Говорил о смерти неопределенно, будто не столь надеялся уцелеть, сколь сомневался, так ли понимает предречения пророков. Сказывал о всемогуществе господнем, о воинстве ангельском и возможном великом чуде.
И он в тяжкое мгновение своей жизни, в ожидании того, к чему готовился, пытался перемочь контроверзы святых книг, которые, подобно дельфийскому оракулу, возвещали будущее в словах, толкование коих к двойственным выводам толкает. Порой в экстазе забывал, каким был его бог, и тогда в его речах являлся грозный Яхве Израиля во всем своем суровом величии.
50. Так вот, дорогой друг, лишь много лет спустя я понял правду: нет власти без великой крови, нет владычества без страха.
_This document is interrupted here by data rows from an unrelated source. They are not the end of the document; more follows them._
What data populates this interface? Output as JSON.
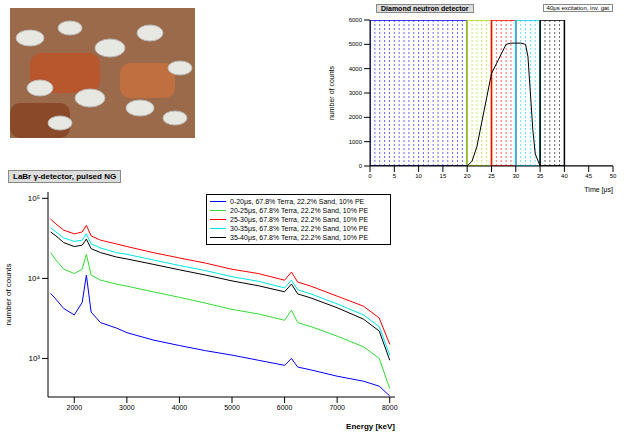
{
  "chart_data": [
    {
      "type": "line",
      "title": "Diamond neutron detector",
      "annotation": "40μs excitation, inv. gat",
      "x_label": "Time [μs]",
      "y_label": "number of counts",
      "xlim": [
        0,
        50
      ],
      "xticks": [
        0,
        5,
        10,
        15,
        20,
        25,
        30,
        35,
        40,
        45,
        50
      ],
      "ylim": [
        0,
        6000
      ],
      "yticks": [
        0,
        1000,
        2000,
        3000,
        4000,
        5000,
        6000
      ],
      "x": [
        0,
        5,
        10,
        15,
        20,
        21,
        22,
        23,
        24,
        25,
        26,
        27,
        28,
        29,
        30,
        31,
        32,
        32.5,
        33,
        33.5,
        34,
        35,
        40,
        45,
        50
      ],
      "series": [
        {
          "name": null,
          "color": "#000000",
          "values": [
            0,
            0,
            0,
            0,
            0,
            200,
            800,
            1800,
            2800,
            3800,
            4200,
            4600,
            5000,
            5050,
            5050,
            5050,
            5000,
            4500,
            3000,
            1500,
            500,
            0,
            0,
            0,
            0
          ]
        }
      ],
      "gates": [
        {
          "range": [
            0,
            20
          ],
          "color": "#0000ff",
          "lines": [
            1,
            2,
            3,
            4,
            5,
            6,
            7,
            8,
            9,
            10,
            11,
            12,
            13,
            14,
            15,
            16,
            17,
            18,
            19
          ]
        },
        {
          "range": [
            20,
            25
          ],
          "color": "#aadd00",
          "lines": [
            21,
            22,
            23,
            24
          ]
        },
        {
          "range": [
            25,
            30
          ],
          "color": "#ff0000",
          "lines": [
            26,
            27,
            28,
            29
          ]
        },
        {
          "range": [
            30,
            35
          ],
          "color": "#00ccff",
          "lines": [
            31,
            32,
            33,
            34
          ]
        },
        {
          "range": [
            35,
            40
          ],
          "color": "#000000",
          "lines": [
            36,
            37,
            38,
            39
          ]
        }
      ]
    },
    {
      "type": "line",
      "title": "LaBr γ-detector, pulsed NG",
      "x_label": "Energy [keV]",
      "y_label": "number of counts",
      "log": "y",
      "legend": "upper right",
      "xlim": [
        1500,
        8100
      ],
      "xticks": [
        2000,
        3000,
        4000,
        5000,
        6000,
        7000,
        8000
      ],
      "ylim": [
        330,
        120000
      ],
      "yticks": [
        {
          "value": 1000,
          "label": "10³"
        },
        {
          "value": 10000,
          "label": "10⁴"
        },
        {
          "value": 100000,
          "label": "10⁵"
        }
      ],
      "x": [
        1550,
        1650,
        1800,
        2000,
        2150,
        2230,
        2320,
        2500,
        2800,
        3000,
        3500,
        4000,
        4500,
        5000,
        5500,
        6000,
        6130,
        6250,
        6500,
        7000,
        7500,
        7800,
        8000
      ],
      "series": [
        {
          "name": "0-20μs, 67.8% Terra, 22.2% Sand, 10% PE",
          "color": "#0000ff",
          "values": [
            6500,
            5500,
            4200,
            3500,
            5000,
            11000,
            3800,
            2800,
            2400,
            2100,
            1700,
            1450,
            1250,
            1100,
            950,
            820,
            1000,
            780,
            720,
            600,
            520,
            450,
            340
          ]
        },
        {
          "name": "20-25μs, 67.8% Terra, 22.2% Sand, 10% PE",
          "color": "#33dd33",
          "values": [
            21000,
            17000,
            13000,
            11500,
            13000,
            20000,
            11000,
            9500,
            8500,
            8000,
            6800,
            5800,
            4900,
            4100,
            3600,
            3000,
            4000,
            2800,
            2500,
            1900,
            1400,
            1000,
            420
          ]
        },
        {
          "name": "25-30μs, 67.8% Terra, 22.2% Sand, 10% PE",
          "color": "#ff0000",
          "values": [
            55000,
            48000,
            40000,
            36000,
            38000,
            46000,
            34000,
            30000,
            27000,
            25000,
            21000,
            18000,
            15500,
            13000,
            11500,
            9500,
            12000,
            9000,
            8000,
            6000,
            4500,
            3200,
            1500
          ]
        },
        {
          "name": "30-35μs, 67.8% Terra, 22.2% Sand, 10% PE",
          "color": "#00e5ee",
          "values": [
            43000,
            38000,
            32000,
            29000,
            30000,
            36000,
            27000,
            24000,
            21000,
            20000,
            17000,
            14500,
            12500,
            10500,
            9200,
            7600,
            9500,
            7200,
            6400,
            4800,
            3500,
            2500,
            1100
          ]
        },
        {
          "name": "35-40μs, 67.8% Terra, 22.2% Sand, 10% PE",
          "color": "#000000",
          "values": [
            38000,
            34000,
            28000,
            25000,
            26000,
            31000,
            23500,
            21000,
            18500,
            17500,
            15000,
            12800,
            11000,
            9300,
            8100,
            6800,
            8500,
            6400,
            5700,
            4300,
            3100,
            2200,
            950
          ]
        }
      ]
    }
  ]
}
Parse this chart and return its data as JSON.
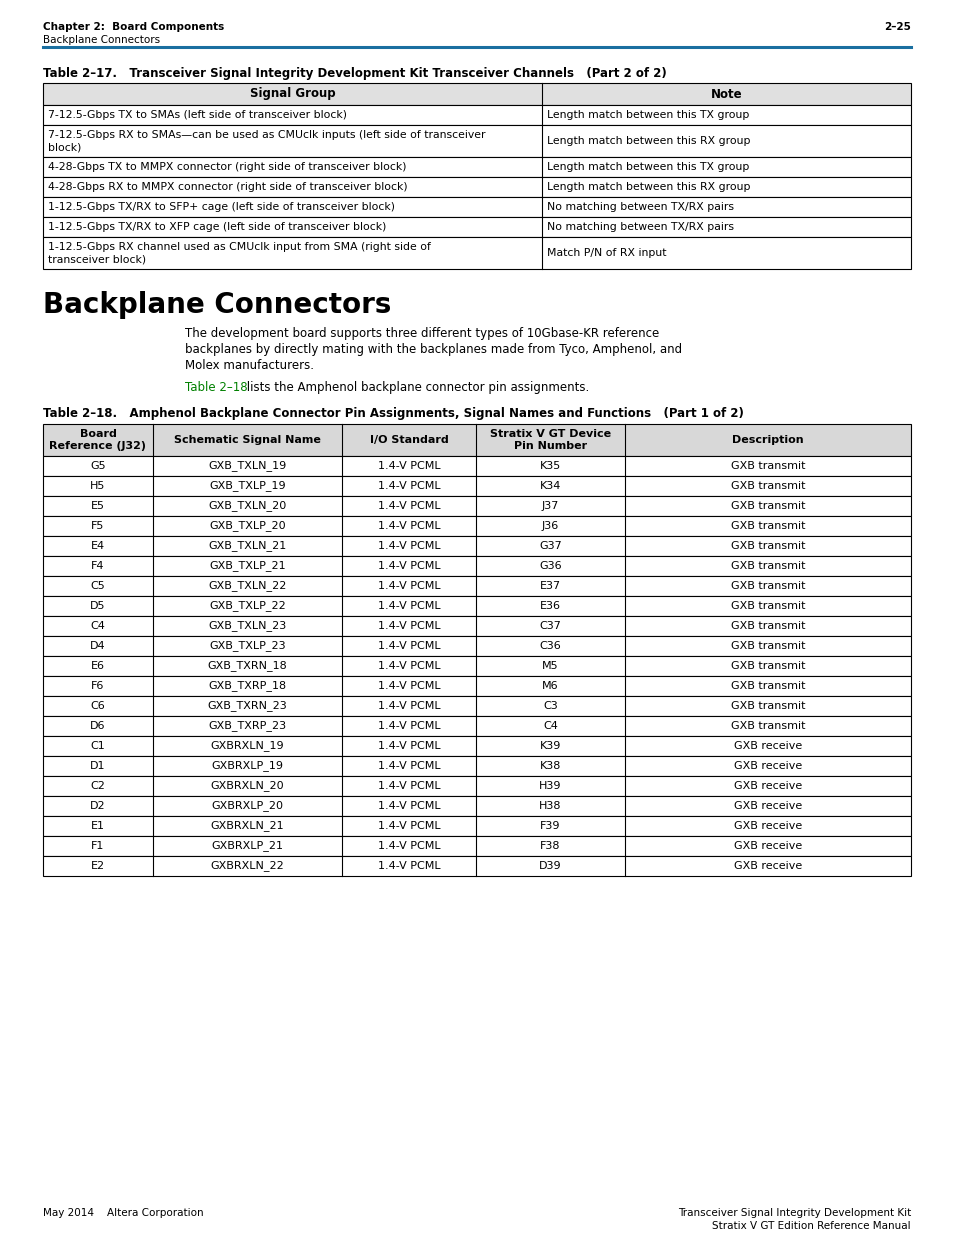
{
  "page_header_left": "Chapter 2:  Board Components",
  "page_header_left2": "Backplane Connectors",
  "page_header_right": "2–25",
  "header_line_color": "#1a6fa0",
  "table1_title": "Table 2–17.   Transceiver Signal Integrity Development Kit Transceiver Channels   (Part 2 of 2)",
  "table1_headers": [
    "Signal Group",
    "Note"
  ],
  "table1_rows": [
    [
      "7-12.5-Gbps TX to SMAs (left side of transceiver block)",
      "Length match between this TX group"
    ],
    [
      "7-12.5-Gbps RX to SMAs—can be used as CMUclk inputs (left side of transceiver\nblock)",
      "Length match between this RX group"
    ],
    [
      "4-28-Gbps TX to MMPX connector (right side of transceiver block)",
      "Length match between this TX group"
    ],
    [
      "4-28-Gbps RX to MMPX connector (right side of transceiver block)",
      "Length match between this RX group"
    ],
    [
      "1-12.5-Gbps TX/RX to SFP+ cage (left side of transceiver block)",
      "No matching between TX/RX pairs"
    ],
    [
      "1-12.5-Gbps TX/RX to XFP cage (left side of transceiver block)",
      "No matching between TX/RX pairs"
    ],
    [
      "1-12.5-Gbps RX channel used as CMUclk input from SMA (right side of\ntransceiver block)",
      "Match P/N of RX input"
    ]
  ],
  "section_title": "Backplane Connectors",
  "body_text_line1": "The development board supports three different types of 10Gbase-KR reference",
  "body_text_line2": "backplanes by directly mating with the backplanes made from Tyco, Amphenol, and",
  "body_text_line3": "Molex manufacturers.",
  "link_text": "Table 2–18",
  "link_suffix": " lists the Amphenol backplane connector pin assignments.",
  "link_color": "#008000",
  "table2_title": "Table 2–18.   Amphenol Backplane Connector Pin Assignments, Signal Names and Functions   (Part 1 of 2)",
  "table2_headers": [
    "Board\nReference (J32)",
    "Schematic Signal Name",
    "I/O Standard",
    "Stratix V GT Device\nPin Number",
    "Description"
  ],
  "table2_rows": [
    [
      "G5",
      "GXB_TXLN_19",
      "1.4-V PCML",
      "K35",
      "GXB transmit"
    ],
    [
      "H5",
      "GXB_TXLP_19",
      "1.4-V PCML",
      "K34",
      "GXB transmit"
    ],
    [
      "E5",
      "GXB_TXLN_20",
      "1.4-V PCML",
      "J37",
      "GXB transmit"
    ],
    [
      "F5",
      "GXB_TXLP_20",
      "1.4-V PCML",
      "J36",
      "GXB transmit"
    ],
    [
      "E4",
      "GXB_TXLN_21",
      "1.4-V PCML",
      "G37",
      "GXB transmit"
    ],
    [
      "F4",
      "GXB_TXLP_21",
      "1.4-V PCML",
      "G36",
      "GXB transmit"
    ],
    [
      "C5",
      "GXB_TXLN_22",
      "1.4-V PCML",
      "E37",
      "GXB transmit"
    ],
    [
      "D5",
      "GXB_TXLP_22",
      "1.4-V PCML",
      "E36",
      "GXB transmit"
    ],
    [
      "C4",
      "GXB_TXLN_23",
      "1.4-V PCML",
      "C37",
      "GXB transmit"
    ],
    [
      "D4",
      "GXB_TXLP_23",
      "1.4-V PCML",
      "C36",
      "GXB transmit"
    ],
    [
      "E6",
      "GXB_TXRN_18",
      "1.4-V PCML",
      "M5",
      "GXB transmit"
    ],
    [
      "F6",
      "GXB_TXRP_18",
      "1.4-V PCML",
      "M6",
      "GXB transmit"
    ],
    [
      "C6",
      "GXB_TXRN_23",
      "1.4-V PCML",
      "C3",
      "GXB transmit"
    ],
    [
      "D6",
      "GXB_TXRP_23",
      "1.4-V PCML",
      "C4",
      "GXB transmit"
    ],
    [
      "C1",
      "GXBRXLN_19",
      "1.4-V PCML",
      "K39",
      "GXB receive"
    ],
    [
      "D1",
      "GXBRXLP_19",
      "1.4-V PCML",
      "K38",
      "GXB receive"
    ],
    [
      "C2",
      "GXBRXLN_20",
      "1.4-V PCML",
      "H39",
      "GXB receive"
    ],
    [
      "D2",
      "GXBRXLP_20",
      "1.4-V PCML",
      "H38",
      "GXB receive"
    ],
    [
      "E1",
      "GXBRXLN_21",
      "1.4-V PCML",
      "F39",
      "GXB receive"
    ],
    [
      "F1",
      "GXBRXLP_21",
      "1.4-V PCML",
      "F38",
      "GXB receive"
    ],
    [
      "E2",
      "GXBRXLN_22",
      "1.4-V PCML",
      "D39",
      "GXB receive"
    ]
  ],
  "footer_left": "May 2014    Altera Corporation",
  "footer_right1": "Transceiver Signal Integrity Development Kit",
  "footer_right2": "Stratix V GT Edition Reference Manual",
  "bg_color": "#ffffff",
  "table_border_color": "#000000",
  "text_color": "#000000"
}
Всякий властелин вынужден убивать, и боги подневольны тому закону, все, даже самые добрые, каких может измыслить человеческий разум.
Признавая, что этот мир сотворен богом, пусть богом философов, теургом, не причастным делам мира сего, мы превращаем Абсолют в великого убийцу, повинного за все злодеяния, совершаемые на orbis terrarum искони и до конца времен.
И никакая софистика самой высокой религии не снимет с него этой вины, ибо каждая религия, будучи религией, вменяет Абсолюту а limine участие во всех деяниях.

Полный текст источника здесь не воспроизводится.